You can specify dependencies using :xtdb.system/deps - a map of the dependency key to its options. The options takes the same form as the end-user options - you can specify :xtdb/module for the default implementation, as well as any parameters. The started dependencies are passed to you as part of the function’s parameter, with the args.
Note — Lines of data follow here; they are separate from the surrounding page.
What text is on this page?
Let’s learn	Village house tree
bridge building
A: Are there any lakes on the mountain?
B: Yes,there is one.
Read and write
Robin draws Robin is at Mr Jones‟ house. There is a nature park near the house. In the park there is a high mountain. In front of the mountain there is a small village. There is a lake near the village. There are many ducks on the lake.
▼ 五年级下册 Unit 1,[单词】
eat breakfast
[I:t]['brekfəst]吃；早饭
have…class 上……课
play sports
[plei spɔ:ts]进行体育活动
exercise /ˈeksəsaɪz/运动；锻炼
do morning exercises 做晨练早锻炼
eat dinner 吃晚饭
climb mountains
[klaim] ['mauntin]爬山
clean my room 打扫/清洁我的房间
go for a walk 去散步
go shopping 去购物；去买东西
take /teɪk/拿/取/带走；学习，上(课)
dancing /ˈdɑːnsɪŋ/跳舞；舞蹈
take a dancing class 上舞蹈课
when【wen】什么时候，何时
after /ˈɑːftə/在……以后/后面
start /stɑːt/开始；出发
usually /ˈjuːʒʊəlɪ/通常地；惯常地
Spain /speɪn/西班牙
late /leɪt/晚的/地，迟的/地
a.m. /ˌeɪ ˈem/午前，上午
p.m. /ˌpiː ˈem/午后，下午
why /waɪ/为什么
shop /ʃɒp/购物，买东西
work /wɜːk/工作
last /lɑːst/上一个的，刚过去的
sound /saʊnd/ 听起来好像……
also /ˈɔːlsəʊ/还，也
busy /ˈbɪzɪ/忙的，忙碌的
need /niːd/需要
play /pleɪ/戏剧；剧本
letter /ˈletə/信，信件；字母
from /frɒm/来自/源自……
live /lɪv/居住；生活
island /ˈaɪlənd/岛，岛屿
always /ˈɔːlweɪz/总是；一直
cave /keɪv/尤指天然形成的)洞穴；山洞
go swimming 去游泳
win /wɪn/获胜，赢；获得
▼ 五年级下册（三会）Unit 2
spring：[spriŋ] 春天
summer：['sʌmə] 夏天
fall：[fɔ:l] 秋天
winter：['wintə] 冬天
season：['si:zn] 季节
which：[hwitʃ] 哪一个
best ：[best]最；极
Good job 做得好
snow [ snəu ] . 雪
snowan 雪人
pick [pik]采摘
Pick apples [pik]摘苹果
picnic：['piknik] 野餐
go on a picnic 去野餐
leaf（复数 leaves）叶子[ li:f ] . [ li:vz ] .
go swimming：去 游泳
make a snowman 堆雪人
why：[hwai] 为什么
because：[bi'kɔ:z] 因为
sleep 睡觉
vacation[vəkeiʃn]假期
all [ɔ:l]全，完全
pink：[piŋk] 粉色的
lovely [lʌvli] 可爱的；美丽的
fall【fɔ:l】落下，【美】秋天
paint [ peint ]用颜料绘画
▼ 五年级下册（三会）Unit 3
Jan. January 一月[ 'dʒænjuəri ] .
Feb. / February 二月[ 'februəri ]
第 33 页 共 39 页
Bear in mind that any options you do specify can be overridden by end-users!

(defn ->server {::sys/deps {:other-module {:xtdb/module `->other-module
:param "value"}
...}}
[{:keys [other-module]}]
;; start your server
)

You can also use refs - for example, to depend on the XTDB node:

(defn ->server {::sys/deps {:xtdb-node :xtdb/node}
::sys/args {:spec ::sys/int
:doc "Port to start the server on"
:required? true
:default 3000}}
[{:keys [xtdb-node] :as options}]
;; start your server
)

Environment Variables

Environment variableJVM propertyDescription

XTDB_ENABLE_JAVA_TIME_PRINT_METHODS

xtdb.enable-java-time-print-methods

Adds print-method/print-dup support for common java.time classes

XTDB_ENABLE_BASE64_PRINT_METHOD

xtdb.enable-base64-print-method

Adds print-method/print-dup support for Java byte arrays

MALLOC_ARENA_MAX

If you’re using RocksDB and seeing out-of-memory issues, we recommend setting the environment variable MALLOC_ARENA_MAX=2 - see this issue for more details.

XTDB_ENABLE_BYTEUTILS_SHA1

Set to use XT’s Java SHA1 implementation rather than system libraries.

XTDB_DISABLE_LIBCRYPTO

Set to disable use of libcrypto (OpenSSL) for SHA1 hashing

XTDB_DISABLE_LIBGCRYPT

Set to disable use of libgcrypt for SHA1 hashing.